Violent eruptions create welded tuff
Welded tuff forms during violent volcanic eruptions when an eruption column collapses forming a pyroclastic flow. Pyroclastic flows are sometimes described as a stone wind that can travel great distances from a volcano's vent.
Three samples of welded tuff
Ignimbrite forms during violent volcanic eruptions when an eruption column collapses forming a pyroclastic flow. The pyroclastic flow carries hot gases and other pyroclastic material down the slopes of a volcano at hurricane speeds. The super hot gases and debris in the pyroclastic flow cools in three layers called ignimbrite.
The top and bottom layers form a soft rock called tuff. Tuff forms a top and bottom layer of soft rock because the air and ground beneath the pyroclastic material is much cooler than the inside of the flow deposit.
Center layer of ignimbrite
The center layer remains hot enough to "weld" the ash, pumice and other debris into a hard rock. Glassy rock fragments that make up much of the material deposited by pyroclastic flow deforms readily from the heat.
Pieces of pumice is flattened and deformed during the welding process forming flattened shapes. You can see pieces of pumice in the rocks because it is a slightly different color and usually has a curved or oval shape.

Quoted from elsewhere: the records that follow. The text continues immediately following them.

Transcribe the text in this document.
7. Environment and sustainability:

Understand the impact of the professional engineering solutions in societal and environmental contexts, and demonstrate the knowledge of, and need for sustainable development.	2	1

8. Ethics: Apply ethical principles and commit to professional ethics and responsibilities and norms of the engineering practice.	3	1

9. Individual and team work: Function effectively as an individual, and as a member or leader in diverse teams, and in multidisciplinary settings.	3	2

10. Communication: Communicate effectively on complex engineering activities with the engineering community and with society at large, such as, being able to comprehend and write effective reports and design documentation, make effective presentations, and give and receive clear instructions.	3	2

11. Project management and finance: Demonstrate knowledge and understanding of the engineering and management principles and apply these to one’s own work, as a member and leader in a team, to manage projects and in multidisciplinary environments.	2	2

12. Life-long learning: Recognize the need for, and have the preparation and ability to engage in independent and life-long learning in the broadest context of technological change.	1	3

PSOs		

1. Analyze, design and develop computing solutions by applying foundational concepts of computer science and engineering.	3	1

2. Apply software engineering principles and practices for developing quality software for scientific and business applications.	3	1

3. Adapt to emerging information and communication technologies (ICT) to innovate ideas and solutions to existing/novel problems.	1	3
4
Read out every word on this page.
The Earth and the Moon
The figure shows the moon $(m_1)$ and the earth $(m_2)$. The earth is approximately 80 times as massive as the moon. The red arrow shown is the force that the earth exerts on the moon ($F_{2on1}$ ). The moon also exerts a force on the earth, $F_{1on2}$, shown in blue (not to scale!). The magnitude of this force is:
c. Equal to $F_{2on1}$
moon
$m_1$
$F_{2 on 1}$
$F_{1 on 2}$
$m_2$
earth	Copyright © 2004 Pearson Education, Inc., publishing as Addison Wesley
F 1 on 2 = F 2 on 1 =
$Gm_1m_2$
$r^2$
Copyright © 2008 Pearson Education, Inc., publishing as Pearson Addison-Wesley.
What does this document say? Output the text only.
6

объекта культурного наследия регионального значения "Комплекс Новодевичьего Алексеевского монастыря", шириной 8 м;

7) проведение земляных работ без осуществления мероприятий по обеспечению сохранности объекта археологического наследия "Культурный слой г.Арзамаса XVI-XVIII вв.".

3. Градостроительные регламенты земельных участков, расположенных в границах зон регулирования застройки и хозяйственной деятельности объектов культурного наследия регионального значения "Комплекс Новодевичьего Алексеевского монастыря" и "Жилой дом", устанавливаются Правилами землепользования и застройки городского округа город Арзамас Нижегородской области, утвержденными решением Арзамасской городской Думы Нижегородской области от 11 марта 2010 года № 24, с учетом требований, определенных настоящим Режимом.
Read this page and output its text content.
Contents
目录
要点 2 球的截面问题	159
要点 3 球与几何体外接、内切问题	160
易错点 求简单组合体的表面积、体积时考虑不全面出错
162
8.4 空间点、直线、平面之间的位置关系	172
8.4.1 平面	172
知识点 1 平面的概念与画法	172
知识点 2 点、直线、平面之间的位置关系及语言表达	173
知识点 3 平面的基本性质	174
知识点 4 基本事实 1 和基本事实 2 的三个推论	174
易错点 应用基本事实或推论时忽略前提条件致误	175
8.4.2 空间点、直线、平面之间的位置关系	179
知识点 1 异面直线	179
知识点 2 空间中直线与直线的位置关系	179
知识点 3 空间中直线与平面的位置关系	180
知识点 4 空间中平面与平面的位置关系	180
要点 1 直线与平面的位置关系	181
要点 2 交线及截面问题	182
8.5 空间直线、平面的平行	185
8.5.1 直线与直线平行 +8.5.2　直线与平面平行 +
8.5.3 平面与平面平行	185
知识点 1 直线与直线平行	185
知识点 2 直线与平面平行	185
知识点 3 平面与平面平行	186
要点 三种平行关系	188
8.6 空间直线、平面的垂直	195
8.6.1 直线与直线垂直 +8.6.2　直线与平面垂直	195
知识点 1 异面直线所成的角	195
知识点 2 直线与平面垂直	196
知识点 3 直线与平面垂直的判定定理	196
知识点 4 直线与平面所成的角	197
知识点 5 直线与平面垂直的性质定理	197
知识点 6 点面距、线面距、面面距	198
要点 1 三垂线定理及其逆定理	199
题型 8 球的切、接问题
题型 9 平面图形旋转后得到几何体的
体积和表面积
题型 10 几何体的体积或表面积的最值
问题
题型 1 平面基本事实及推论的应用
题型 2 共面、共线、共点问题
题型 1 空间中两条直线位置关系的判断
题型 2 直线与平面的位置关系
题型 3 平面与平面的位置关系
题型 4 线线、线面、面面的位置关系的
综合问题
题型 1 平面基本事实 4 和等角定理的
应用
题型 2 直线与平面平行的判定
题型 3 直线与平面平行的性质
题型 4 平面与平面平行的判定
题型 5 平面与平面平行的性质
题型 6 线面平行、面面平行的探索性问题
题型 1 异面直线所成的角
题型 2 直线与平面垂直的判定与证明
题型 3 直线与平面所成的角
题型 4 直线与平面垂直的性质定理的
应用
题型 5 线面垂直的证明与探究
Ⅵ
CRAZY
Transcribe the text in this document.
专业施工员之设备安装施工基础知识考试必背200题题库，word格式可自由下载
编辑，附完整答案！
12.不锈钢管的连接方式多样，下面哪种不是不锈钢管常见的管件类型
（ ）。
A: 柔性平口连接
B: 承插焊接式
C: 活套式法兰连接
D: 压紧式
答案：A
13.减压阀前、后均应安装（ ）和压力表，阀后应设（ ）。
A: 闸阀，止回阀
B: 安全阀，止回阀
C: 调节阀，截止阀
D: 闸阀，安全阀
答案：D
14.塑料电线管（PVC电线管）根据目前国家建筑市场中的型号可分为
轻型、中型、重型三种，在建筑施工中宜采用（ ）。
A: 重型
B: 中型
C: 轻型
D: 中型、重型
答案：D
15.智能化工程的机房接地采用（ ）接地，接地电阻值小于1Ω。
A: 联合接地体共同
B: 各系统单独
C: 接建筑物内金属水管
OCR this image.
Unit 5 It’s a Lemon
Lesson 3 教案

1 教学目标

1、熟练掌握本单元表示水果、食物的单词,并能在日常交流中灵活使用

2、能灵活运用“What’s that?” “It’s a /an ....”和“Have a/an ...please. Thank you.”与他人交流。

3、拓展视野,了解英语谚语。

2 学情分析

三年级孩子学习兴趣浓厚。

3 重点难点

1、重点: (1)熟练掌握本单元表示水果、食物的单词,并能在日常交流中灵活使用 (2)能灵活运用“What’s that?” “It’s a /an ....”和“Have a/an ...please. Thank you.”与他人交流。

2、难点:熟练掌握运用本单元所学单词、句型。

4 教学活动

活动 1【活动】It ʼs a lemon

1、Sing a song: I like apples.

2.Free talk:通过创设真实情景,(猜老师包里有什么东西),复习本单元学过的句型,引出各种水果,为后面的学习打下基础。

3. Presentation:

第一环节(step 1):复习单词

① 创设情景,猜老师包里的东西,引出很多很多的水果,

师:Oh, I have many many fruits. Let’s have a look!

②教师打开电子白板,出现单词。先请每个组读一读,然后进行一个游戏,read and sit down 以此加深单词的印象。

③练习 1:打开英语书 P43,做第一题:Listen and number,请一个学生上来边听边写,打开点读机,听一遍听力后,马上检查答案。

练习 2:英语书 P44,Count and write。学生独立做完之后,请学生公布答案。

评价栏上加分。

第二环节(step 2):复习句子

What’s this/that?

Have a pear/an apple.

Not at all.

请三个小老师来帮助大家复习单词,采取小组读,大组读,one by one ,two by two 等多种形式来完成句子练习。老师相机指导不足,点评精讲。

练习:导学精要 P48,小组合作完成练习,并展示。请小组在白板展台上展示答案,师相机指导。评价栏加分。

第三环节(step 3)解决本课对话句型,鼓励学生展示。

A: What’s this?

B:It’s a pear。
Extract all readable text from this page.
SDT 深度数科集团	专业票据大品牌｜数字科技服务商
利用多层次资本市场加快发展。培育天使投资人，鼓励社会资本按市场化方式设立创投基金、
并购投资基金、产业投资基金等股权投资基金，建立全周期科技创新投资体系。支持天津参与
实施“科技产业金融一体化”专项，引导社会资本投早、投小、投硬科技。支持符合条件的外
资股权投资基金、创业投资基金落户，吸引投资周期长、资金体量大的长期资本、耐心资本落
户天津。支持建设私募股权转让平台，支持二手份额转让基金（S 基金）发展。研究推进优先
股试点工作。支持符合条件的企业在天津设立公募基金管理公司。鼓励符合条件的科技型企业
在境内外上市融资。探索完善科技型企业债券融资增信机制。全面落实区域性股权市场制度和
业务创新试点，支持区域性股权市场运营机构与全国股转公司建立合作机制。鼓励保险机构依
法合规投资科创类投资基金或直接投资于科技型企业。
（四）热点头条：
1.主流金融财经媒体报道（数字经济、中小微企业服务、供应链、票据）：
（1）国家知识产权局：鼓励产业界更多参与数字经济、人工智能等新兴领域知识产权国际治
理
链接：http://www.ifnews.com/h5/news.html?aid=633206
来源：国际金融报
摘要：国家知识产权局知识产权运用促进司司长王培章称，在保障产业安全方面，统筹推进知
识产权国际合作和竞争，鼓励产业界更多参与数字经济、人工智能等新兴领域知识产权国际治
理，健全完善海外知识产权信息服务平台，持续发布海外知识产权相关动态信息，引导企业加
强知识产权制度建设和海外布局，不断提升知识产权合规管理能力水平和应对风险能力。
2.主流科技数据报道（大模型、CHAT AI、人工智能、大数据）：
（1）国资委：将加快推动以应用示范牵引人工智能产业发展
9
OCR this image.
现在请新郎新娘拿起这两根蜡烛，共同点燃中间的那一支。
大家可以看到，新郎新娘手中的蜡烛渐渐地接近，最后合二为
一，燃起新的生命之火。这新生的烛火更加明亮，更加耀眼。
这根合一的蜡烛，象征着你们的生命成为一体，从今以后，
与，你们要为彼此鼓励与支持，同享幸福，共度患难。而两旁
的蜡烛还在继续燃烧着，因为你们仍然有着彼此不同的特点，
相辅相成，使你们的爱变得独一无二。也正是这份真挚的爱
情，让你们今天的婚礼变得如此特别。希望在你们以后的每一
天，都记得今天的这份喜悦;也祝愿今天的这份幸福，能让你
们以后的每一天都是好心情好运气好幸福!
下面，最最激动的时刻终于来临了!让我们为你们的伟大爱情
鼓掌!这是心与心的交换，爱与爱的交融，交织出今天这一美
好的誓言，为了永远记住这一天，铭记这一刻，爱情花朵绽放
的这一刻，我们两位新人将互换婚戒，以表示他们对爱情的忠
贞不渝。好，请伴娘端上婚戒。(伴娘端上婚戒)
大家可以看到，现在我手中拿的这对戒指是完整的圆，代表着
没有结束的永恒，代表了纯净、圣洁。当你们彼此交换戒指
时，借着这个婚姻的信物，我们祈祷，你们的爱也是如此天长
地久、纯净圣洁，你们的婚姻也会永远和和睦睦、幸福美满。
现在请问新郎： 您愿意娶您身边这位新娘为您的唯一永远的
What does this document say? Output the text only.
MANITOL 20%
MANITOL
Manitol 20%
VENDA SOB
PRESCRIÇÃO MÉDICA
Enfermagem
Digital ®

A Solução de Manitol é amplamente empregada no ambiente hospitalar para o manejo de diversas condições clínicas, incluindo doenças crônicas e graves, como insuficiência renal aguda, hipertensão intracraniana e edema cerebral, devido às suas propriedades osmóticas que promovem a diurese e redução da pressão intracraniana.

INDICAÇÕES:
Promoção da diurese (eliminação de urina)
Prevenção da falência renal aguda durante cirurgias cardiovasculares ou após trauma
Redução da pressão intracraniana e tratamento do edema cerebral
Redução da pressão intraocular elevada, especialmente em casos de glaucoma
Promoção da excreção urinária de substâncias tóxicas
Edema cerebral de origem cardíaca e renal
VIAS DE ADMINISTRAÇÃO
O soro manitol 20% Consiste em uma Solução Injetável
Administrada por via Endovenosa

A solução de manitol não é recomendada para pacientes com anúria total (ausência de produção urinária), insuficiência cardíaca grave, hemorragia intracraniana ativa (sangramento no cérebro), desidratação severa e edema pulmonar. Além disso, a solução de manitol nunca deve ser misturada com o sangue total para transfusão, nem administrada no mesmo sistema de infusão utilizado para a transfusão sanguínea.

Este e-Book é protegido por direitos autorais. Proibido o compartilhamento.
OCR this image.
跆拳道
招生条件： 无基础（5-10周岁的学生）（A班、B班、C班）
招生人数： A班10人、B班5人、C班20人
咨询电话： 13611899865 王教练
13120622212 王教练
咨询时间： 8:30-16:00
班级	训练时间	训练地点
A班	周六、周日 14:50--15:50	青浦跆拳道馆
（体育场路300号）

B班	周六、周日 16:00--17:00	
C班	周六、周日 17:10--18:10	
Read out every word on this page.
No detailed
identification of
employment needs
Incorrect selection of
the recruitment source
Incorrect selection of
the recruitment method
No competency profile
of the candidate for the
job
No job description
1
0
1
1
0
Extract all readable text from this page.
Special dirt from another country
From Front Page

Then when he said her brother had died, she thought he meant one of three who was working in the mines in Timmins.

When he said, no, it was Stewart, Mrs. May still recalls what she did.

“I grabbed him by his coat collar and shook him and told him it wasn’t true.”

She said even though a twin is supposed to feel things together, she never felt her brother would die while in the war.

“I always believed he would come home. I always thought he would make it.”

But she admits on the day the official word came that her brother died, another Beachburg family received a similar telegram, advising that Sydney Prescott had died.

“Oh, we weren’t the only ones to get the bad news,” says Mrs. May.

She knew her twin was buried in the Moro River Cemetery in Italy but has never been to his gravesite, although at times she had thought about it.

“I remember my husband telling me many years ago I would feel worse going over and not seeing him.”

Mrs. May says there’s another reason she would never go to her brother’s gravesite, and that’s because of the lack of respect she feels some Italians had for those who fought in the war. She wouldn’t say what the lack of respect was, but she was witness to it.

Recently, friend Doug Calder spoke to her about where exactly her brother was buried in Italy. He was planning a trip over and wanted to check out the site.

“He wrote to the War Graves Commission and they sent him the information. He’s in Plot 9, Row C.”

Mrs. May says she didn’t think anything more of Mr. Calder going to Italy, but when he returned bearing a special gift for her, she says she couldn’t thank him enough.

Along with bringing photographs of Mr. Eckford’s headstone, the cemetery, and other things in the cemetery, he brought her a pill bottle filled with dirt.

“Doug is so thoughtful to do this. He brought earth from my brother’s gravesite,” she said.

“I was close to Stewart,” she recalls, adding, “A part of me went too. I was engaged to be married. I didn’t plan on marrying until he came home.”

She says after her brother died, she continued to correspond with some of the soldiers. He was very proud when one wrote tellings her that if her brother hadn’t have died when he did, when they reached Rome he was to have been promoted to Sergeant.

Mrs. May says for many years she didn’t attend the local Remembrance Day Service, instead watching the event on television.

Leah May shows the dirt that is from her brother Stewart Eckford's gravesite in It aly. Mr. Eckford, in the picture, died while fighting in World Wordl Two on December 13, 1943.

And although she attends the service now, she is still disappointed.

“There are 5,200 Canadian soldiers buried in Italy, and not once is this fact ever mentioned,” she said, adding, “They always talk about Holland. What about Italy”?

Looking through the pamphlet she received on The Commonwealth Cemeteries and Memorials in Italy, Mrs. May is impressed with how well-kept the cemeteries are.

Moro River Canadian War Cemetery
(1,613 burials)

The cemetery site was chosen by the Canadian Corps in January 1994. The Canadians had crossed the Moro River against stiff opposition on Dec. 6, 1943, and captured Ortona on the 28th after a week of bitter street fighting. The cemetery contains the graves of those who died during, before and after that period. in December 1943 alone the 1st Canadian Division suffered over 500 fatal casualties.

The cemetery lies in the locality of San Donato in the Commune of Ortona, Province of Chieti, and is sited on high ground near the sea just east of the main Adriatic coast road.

Layers of tuff at Yellowstone
Most tuff forms during eruptions of rhyolite lava. Rhyolite lava is associated with super volcanoes and their eruptions. Welded tuff can be seen at Yellowstone Park on the hillsides where the Lava Creek Tuff is exposed.
Lava Creek Tuff
The Lava Creek Tuff is 1000 times larger than the deposits formed during the eruption of Mount Saint Helens on May 18, 1980. Large deposits of these rocks formed during the Alaskan eruption of Novarupta Volcano in 1912. The rocks can be found in the Valley of Ten Thousand Smokes where Knife Creek cuts through the pyroclastic flow deposits.